Regions of the human genome previously thought to be “junk” have been demonstrated to be protein coding.
A new proteogenomics method using high-resolution isoelectric focusing together with liquid chromatography–mass spectrometry (HiRIEF LC–MS) — developed by researchers from Karolinska Institute and Science for Life Laboratory (SciLifeLab) in Sweden — has been published in the journal Nature Methods.1
Every day it becomes clearer that understanding the genetic make-up of humans is key to furthering our understanding of health and disease — from the discovery of new biomarker proteins for the diagnosis of disease, to finding new targets for personalized medicine. It is estimated that more than three quarters of the human genome is actively transcribed (or decoded) into RNA, but only 1.5% of the genome has been linked to the production of proteins. The remaining regions are unchartered, attributed to regulatory function or “junk” DNA.
The current method of genome annotation, attributing genetic code to protein production, is determined via RNA analysis. However, to conclusively determine the purpose of a gene, it has to be linked to a protein. Associate professor and study leader Janne Lehtiö told The Column: “I believe our method is one important component in the active effort by the scientific community to connect genomics and proteomics fields. The combination of the two will provide many new discoveries as shown already by our small-scale work.”
The researchers collected lysate samples from human A431 cells and mouse N2A cells, then prefractionated the lysates based on pI using HiRIEF narrow strips. The resulting fractions were then analyzed by performing LC–MS. Lehtiö said: “We initiated the project to develop a hassle-free peptide level fractionation method to allow deep proteome analysis of complex samples such as human clinical samples; a goal which we achieved early on in the project. We then pushed the method further to make use of the additional data that the isoelectric focusing of peptides provide and applied it to discover new protein coding genes.”

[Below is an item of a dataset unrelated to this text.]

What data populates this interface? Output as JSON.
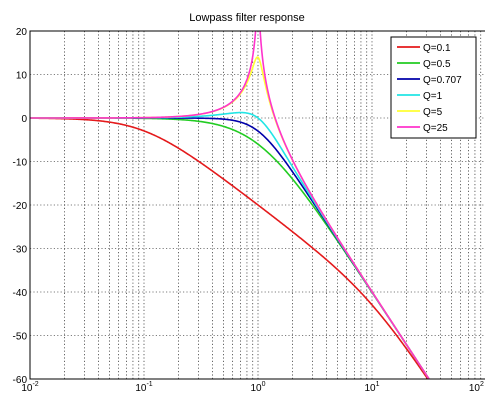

Prefractionation using peptide-level isoeletric focusing (IEF) prior to MS has been previously reported, but within this study the ultranarrow HiRIEF strips gave a fivefold increase in resolution. Lethiö said: “It was challenging to put all the components of the workflow together and make it fly. I mean wet lab part, data analysis workflow and improved isoelectric point calculator, and so on. We performed over a year of validations and reruns to make sure we had a functional method.”
The method detected and identified 13,078 proteins within the human cell lysates, and found 98 previously undiscovered protein-coding loci. Lehtiö commented: “When we had everything in place it felt like participating in a Jules Verne adventure inside the genome.”
When asked to expand on the importance of the results to the wider research community, Lehtiö told The Column that many of the new proposed protein variants are connected to several diseases. She said: “I hope those findings will provide ideas for researchers across the globe which will accelerate medical research.” &mdash B.D.
1. J. Lethiö et al., Nature Methods DOI: 19.1038/NMETH.2732 (2013).